Meski hidup dengan kondisi begitu, keduanya tampak terbiasa dan menjadi keseharian mereka. Ni Ketut Jempiring mengaku, tidak bisa melihat sejak kecil karena bola matanya sudah pecah.
Sementara Nyoman Tunjung mengalami bermasalah pada mata sejak berusia 10 tahun lalu. “Awalnya sakit mata biasa, karena tidak diobati saya tidak bisa melihat,” ujarnya.
Karena keterbatasan fisik tersebut, nenek kakak beradik itu tidak menikah.

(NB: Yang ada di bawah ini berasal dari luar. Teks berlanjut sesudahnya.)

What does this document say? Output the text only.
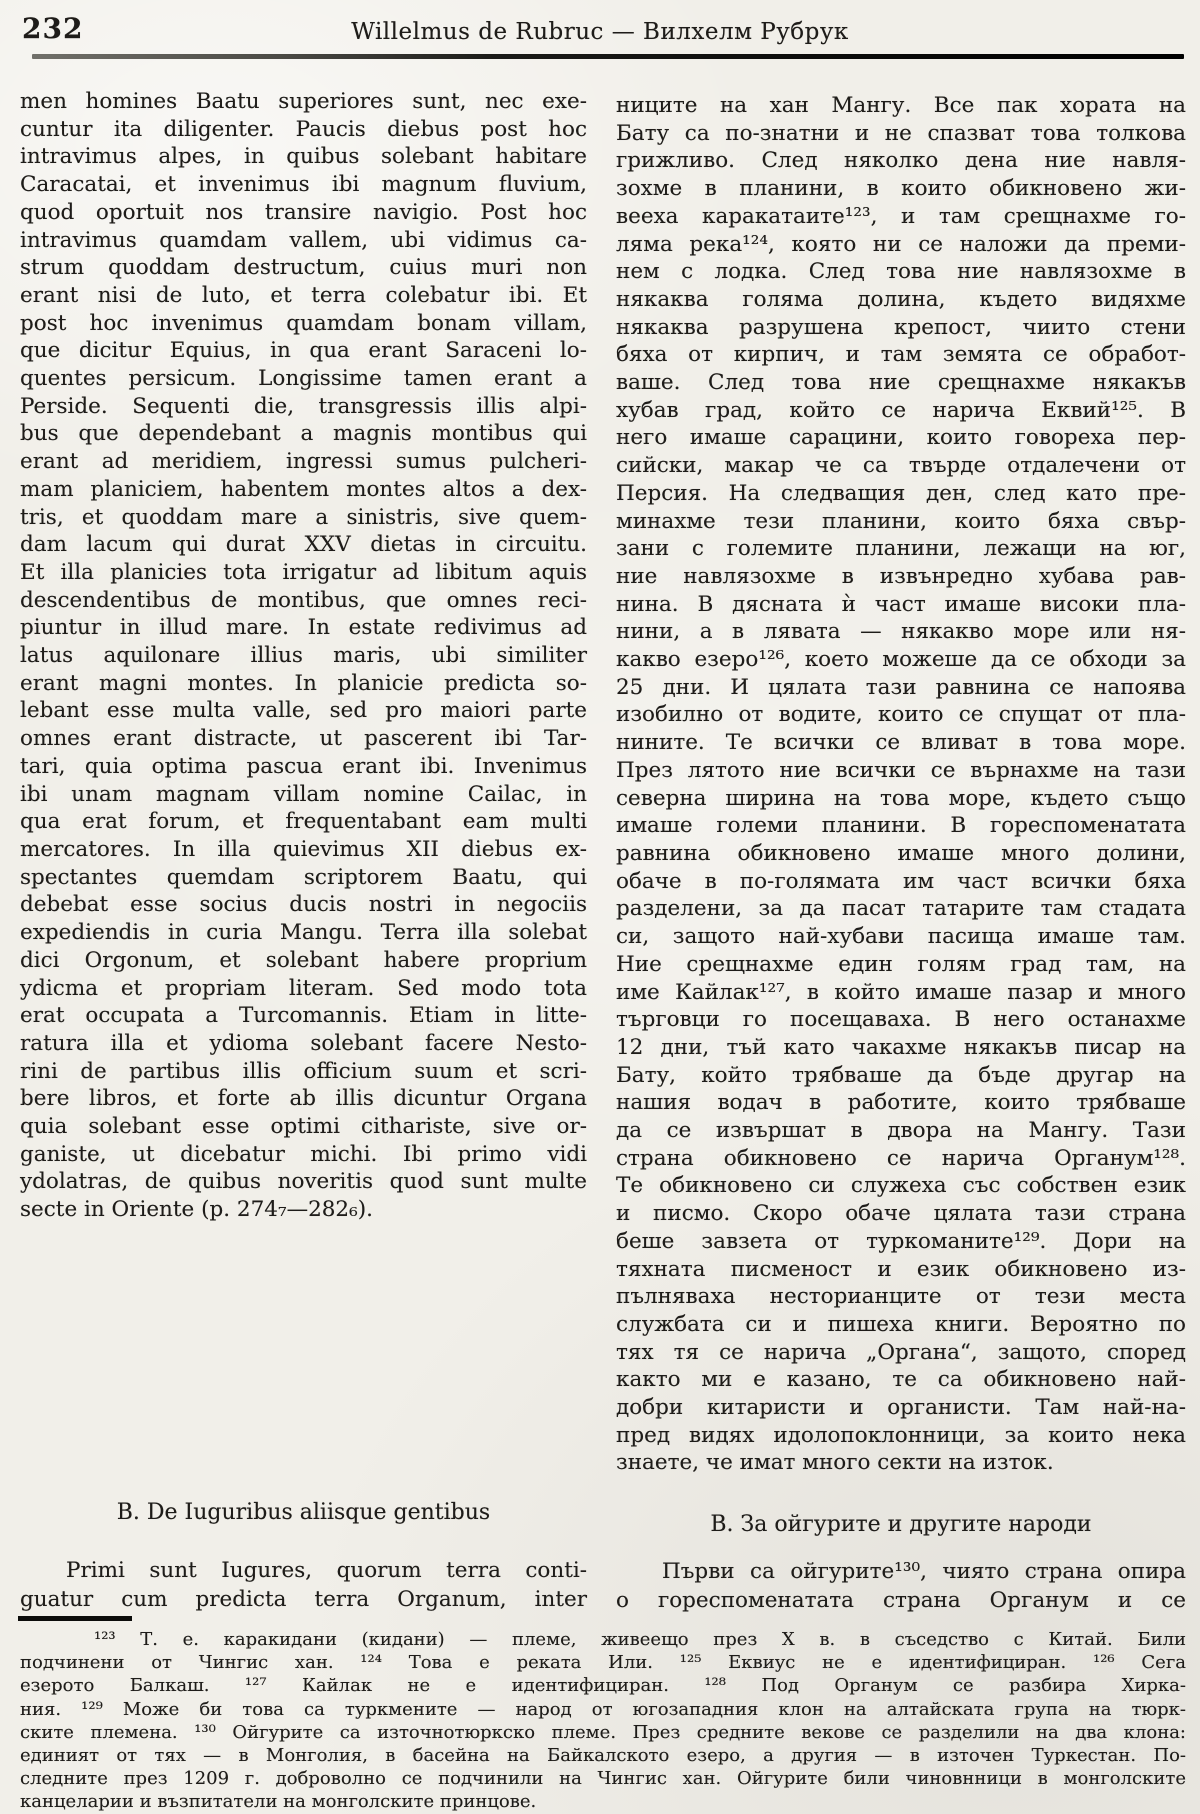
232	Willelmus de Rubruc — Вилхелм Рубрук
men homines Baatu superiores sunt, nec exe-
cuntur ita diligenter. Paucis diebus post hoc
intravimus alpes, in quibus solebant habitare
Caracatai, et invenimus ibi magnum fluvium,
quod oportuit nos transire navigio. Post hoc
intravimus quamdam vallem, ubi vidimus ca-
strum quoddam destructum, cuius muri non
erant nisi de luto, et terra colebatur ibi. Et
post hoc invenimus quamdam bonam villam,
que dicitur Equius, in qua erant Saraceni lo-
quentes persicum. Longissime tamen erant a
Perside. Sequenti die, transgressis illis alpi-
bus que dependebant a magnis montibus qui
erant ad meridiem, ingressi sumus pulcheri-
mam planiciem, habentem montes altos a dex-
tris, et quoddam mare a sinistris, sive quem-
dam lacum qui durat XXV dietas in circuitu.
Et illa planicies tota irrigatur ad libitum aquis
descendentibus de montibus, que omnes reci-
piuntur in illud mare. In estate redivimus ad
latus aquilonare illius maris, ubi similiter
erant magni montes. In planicie predicta so-
lebant esse multa valle, sed pro maiori parte
omnes erant distracte, ut pascerent ibi Tar-
tari, quia optima pascua erant ibi. Invenimus
ibi unam magnam villam nomine Cailac, in
qua erat forum, et frequentabant eam multi
mercatores. In illa quievimus XII diebus ex-
spectantes quemdam scriptorem Baatu, qui
debebat esse socius ducis nostri in negociis
expediendis in curia Mangu. Terra illa solebat
dici Orgonum, et solebant habere proprium
ydicma et propriam literam. Sed modo tota
erat occupata a Turcomannis. Etiam in litte-
ratura illa et ydioma solebant facere Nesto-
rini de partibus illis officium suum et scri-
bere libros, et forte ab illis dicuntur Organa
quia solebant esse optimi cithariste, sive or-
ganiste, ut dicebatur michi. Ibi primo vidi
ydolatras, de quibus noveritis quod sunt multe
secte in Oriente (p. 274₇—282₆).
ниците на хан Мангу. Все пак хората на
Бату са по-знатни и не спазват това толкова
грижливо. След няколко дена ние навля-
зохме в планини, в които обикновено жи-
вееха каракатаите¹²³, и там срещнахме го-
ляма река¹²⁴, която ни се наложи да преми-
нем с лодка. След това ние навлязохме в
някаква голяма долина, където видяхме
някаква разрушена крепост, чиито стени
бяха от кирпич, и там земята се обработ-
ваше. След това ние срещнахме някакъв
хубав град, който се нарича Еквий¹²⁵. В
него имаше сарацини, които говореха пер-
сийски, макар че са твърде отдалечени от
Персия. На следващия ден, след като пре-
минахме тези планини, които бяха свър-
зани с големите планини, лежащи на юг,
ние навлязохме в извънредно хубава рав-
нина. В дясната ѝ част имаше високи пла-
нини, а в лявата — някакво море или ня-
какво езеро¹²⁶, което можеше да се обходи за
25 дни. И цялата тази равнина се напоява
изобилно от водите, които се спущат от пла-
нините. Те всички се вливат в това море.
През лятото ние всички се върнахме на тази
северна ширина на това море, където също
имаше големи планини. В гореспоменатата
равнина обикновено имаше много долини,
обаче в по-голямата им част всички бяха
разделени, за да пасат татарите там стадата
си, защото най-хубави пасища имаше там.
Ние срещнахме един голям град там, на
име Кайлак¹²⁷, в който имаше пазар и много
търговци го посещаваха. В него останахме
12 дни, тъй като чакахме някакъв писар на
Бату, който трябваше да бъде другар на
нашия водач в работите, които трябваше
да се извършат в двора на Мангу. Тази
страна обикновено се нарича Органум¹²⁸.
Те обикновено си служеха със собствен език
и писмо. Скоро обаче цялата тази страна
беше завзета от туркоманите¹²⁹. Дори на
тяхната писменост и език обикновено из-
пълняваха несторианците от тези места
службата си и пишеха книги. Вероятно по
тях тя се нарича „Органа“, защото, според
както ми е казано, те са обикновено най-
добри китаристи и органисти. Там най-на-
пред видях идолопоклонници, за които нека
знаете, че имат много секти на изток.
B. De Iuguribus aliisque gentibus	В. За ойгурите и другите народи
Primi sunt Iugures, quorum terra conti-
guatur cum predicta terra Organum, inter
Първи са ойгурите¹³⁰, чиято страна опира
о гореспоменатата страна Органум и се
¹²³ Т. е. каракидани (кидани) — племе, живеещо през X в. в съседство с Китай. Били
подчинени от Чингис хан. ¹²⁴ Това е реката Или. ¹²⁵ Еквиус не е идентифициран. ¹²⁶ Сега
езерото Балкаш. ¹²⁷ Кайлак не е идентифициран. ¹²⁸ Под Органум се разбира Хирка-
ния. ¹²⁹ Може би това са туркмените — народ от югозападния клон на алтайската група на тюрк-
ските племена. ¹³⁰ Ойгурите са източнотюркско племе. През средните векове се разделили на два клона:
единият от тях — в Монголия, в басейна на Байкалското езеро, а другия — в източен Туркестан. По-
следните през 1209 г. доброволно се подчинили на Чингис хан. Ойгурите били чиновнници в монголските
канцеларии и възпитатели на монголските принцове.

Untuk membantu rutinitas mereka, kedua nenek itu menggantungkan hidup pada dua keponakannya, I Kadek Astawa dan Ni Kadek Tami.
Namun, semua kebutuhan Tunjung dan Jempiring tidak sepenuhnya bisa dipenuhi. Itu karena tulang punggung mereka hanya mengandalkan pekerjaan sebagai buruh serabutan.
Sesekali, Tunjung dan Jempiring itu dibantu oleh kerabat lainnya. Ni Kadek Tami menyatakan, untuk kesehariannya, Tunjung dan Jempiring ini sudah hafal medan rumahnya.
Untuk kegiatan bersih-bersih dan mencuci pakaian bisa dilakukan oleh keduanya. “Kalau jalan sendiri bisa, karena hafal posisi rumah. Tapi kalau ke kamar kecil harus dipapah karena licin,” jelas Tami.
Sebagai tumpuan keluarga, Ni Kadek Tami tidak bisa berbuat banyak. Itu karena perekonomian Tami berada di garis menengah ke bawah.
Untuk tempat tinggal juga memperoleh bantuan bedah rumah. Di sisi lain, masih ada satu lansia yang ada di pekarangan tersebut yakni Putu Kemek, 76.
Kemek pun tidak memiliki anak, sehingga di hari tua tidak ada yang merawat. Putu Kemek pun menempati rumah yang tidak jauh berbeda dari rumah yang ditempati Nyoman Tunjung.
Sementara itu, Kepala Lingkungan Banjar Pulesari Kawan, I Wayan Kardiasa mengaku Ni Ketut Jempiring dan Ni Nyoman Tunjung, termasuk Putu Kemek tercatat dalam satu kartu keluarga.
Mereka sudah memperoleh bantuan beras miskin (raskin) serta jaminan kesehatan. “Biasanya raskin ditebus sama keponakan Kadek Astawa,” ujar Kardiasa.
Setelah beras diambil, langsung dimasak untuk dihidangkan kepada keluarga tersebut. “Dan beras tersebut dimasak untuk kebutuhan Nyoman Tunjung dan saudara-saudaranya,” tukasnya.